Богунович попросил ее:

— Пожалуйста, не вколачивай солдатам в головы, что немцы не могут наступать. Ты окажешь плохую услугу мне, командиру. Мы помешаем друг другу.

Мира растерялась:

— Так о чем же мне говорить?

— О чем? Мне очень понравились слова Скулоня или Черноземова, не помню, кто из них сказал, да это и не имеет значения. Помнишь, они сказали… Ленин учит, что теперь мы все стали оборонцами. Мы обязаны оборонять Отечество! Хорошо, если бы ты нашла в газетах ленинское выступление. Я хотел бы почитать сам, собственными глазами. Теперь это очень важно, пойми! Для меня. Для солдат… Для всех нас.

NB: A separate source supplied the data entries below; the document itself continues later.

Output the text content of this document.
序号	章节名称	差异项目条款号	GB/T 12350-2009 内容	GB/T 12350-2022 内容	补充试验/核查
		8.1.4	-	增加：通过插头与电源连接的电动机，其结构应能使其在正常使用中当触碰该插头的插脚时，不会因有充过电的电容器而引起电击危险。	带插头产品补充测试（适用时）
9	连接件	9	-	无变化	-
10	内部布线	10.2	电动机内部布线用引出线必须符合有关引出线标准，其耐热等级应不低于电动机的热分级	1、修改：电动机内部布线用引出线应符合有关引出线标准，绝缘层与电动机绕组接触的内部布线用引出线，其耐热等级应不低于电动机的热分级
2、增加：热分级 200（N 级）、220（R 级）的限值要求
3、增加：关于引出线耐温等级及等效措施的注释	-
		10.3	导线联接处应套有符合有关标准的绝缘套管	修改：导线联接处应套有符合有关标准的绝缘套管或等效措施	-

Под вечер Богунович зашел в штаб — узнать о результатах поездки Пастушенко на армейские склады. Надо было послать интендантов? Боже милостивый! Какие там интенданты?! Неграмотные ефрейторы! Из этой службы не осталось ни одного офицера. Поэтому он вынужден был послать на склады начальника штаба. Порадовался, что тому удалось выбить немного патронов, снарядов и овса. Овес не только фураж — солдаты научились обдирать его в ступах и варить кашу. Голод всему научит.

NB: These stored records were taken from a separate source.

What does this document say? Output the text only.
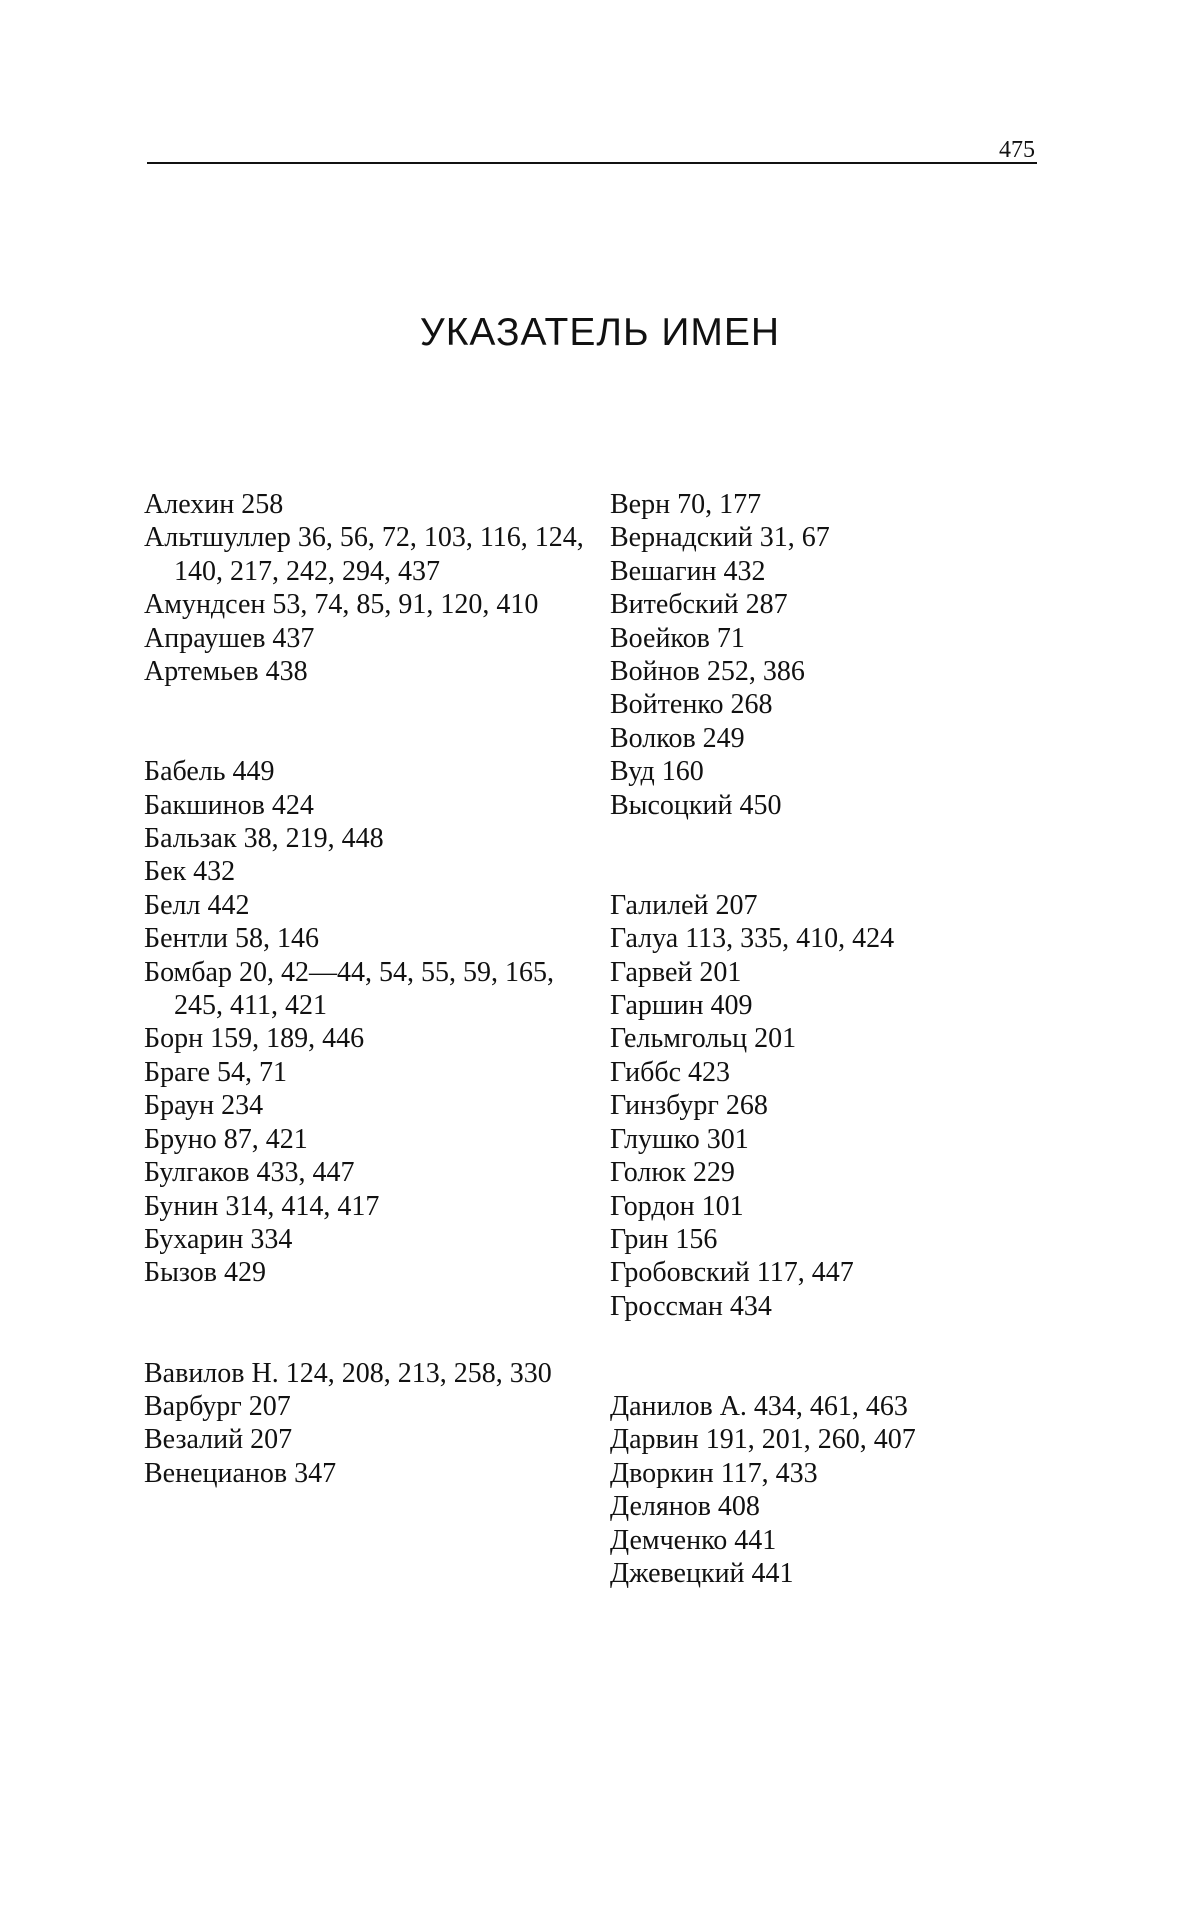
475
УКАЗАТЕЛЬ ИМЕН
Алехин 258
Альтшуллер 36, 56, 72, 103, 116, 124, 140, 217, 242, 294, 437
Амундсен 53, 74, 85, 91, 120, 410
Апраушев 437
Артемьев 438
Бабель 449
Бакшинов 424
Бальзак 38, 219, 448
Бек 432
Белл 442
Бентли 58, 146
Бомбар 20, 42—44, 54, 55, 59, 165, 245, 411, 421
Борн 159, 189, 446
Браге 54, 71
Браун 234
Бруно 87, 421
Булгаков 433, 447
Бунин 314, 414, 417
Бухарин 334
Бызов 429
Вавилов Н. 124, 208, 213, 258, 330
Варбург 207
Везалий 207
Венецианов 347
Верн 70, 177
Вернадский 31, 67
Вешагин 432
Витебский 287
Воейков 71
Войнов 252, 386
Войтенко 268
Волков 249
Вуд 160
Высоцкий 450
Галилей 207
Галуа 113, 335, 410, 424
Гарвей 201
Гаршин 409
Гельмгольц 201
Гиббс 423
Гинзбург 268
Глушко 301
Голюк 229
Гордон 101
Грин 156
Гробовский 117, 447
Гроссман 434
Данилов А. 434, 461, 463
Дарвин 191, 201, 260, 407
Дворкин 117, 433
Делянов 408
Демченко 441
Джевецкий 441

Черноземову он охотно рассказал о своих делах по телефону, по существу, докладывал, будто кузнец был его начальником; у них даже выработался особый код — на случай, если бы немецкие разведчики подключились, к проводу.

За правый фланг, где соседом был Петроградский полк, Богунович не волновался: эти будут стоять насмерть. Тревожил Бульба. Дважды посылал к нему вестового. Назар отвечал письменно: «Сережа! Мир — бардак! Плюнь на все. Пошли они…»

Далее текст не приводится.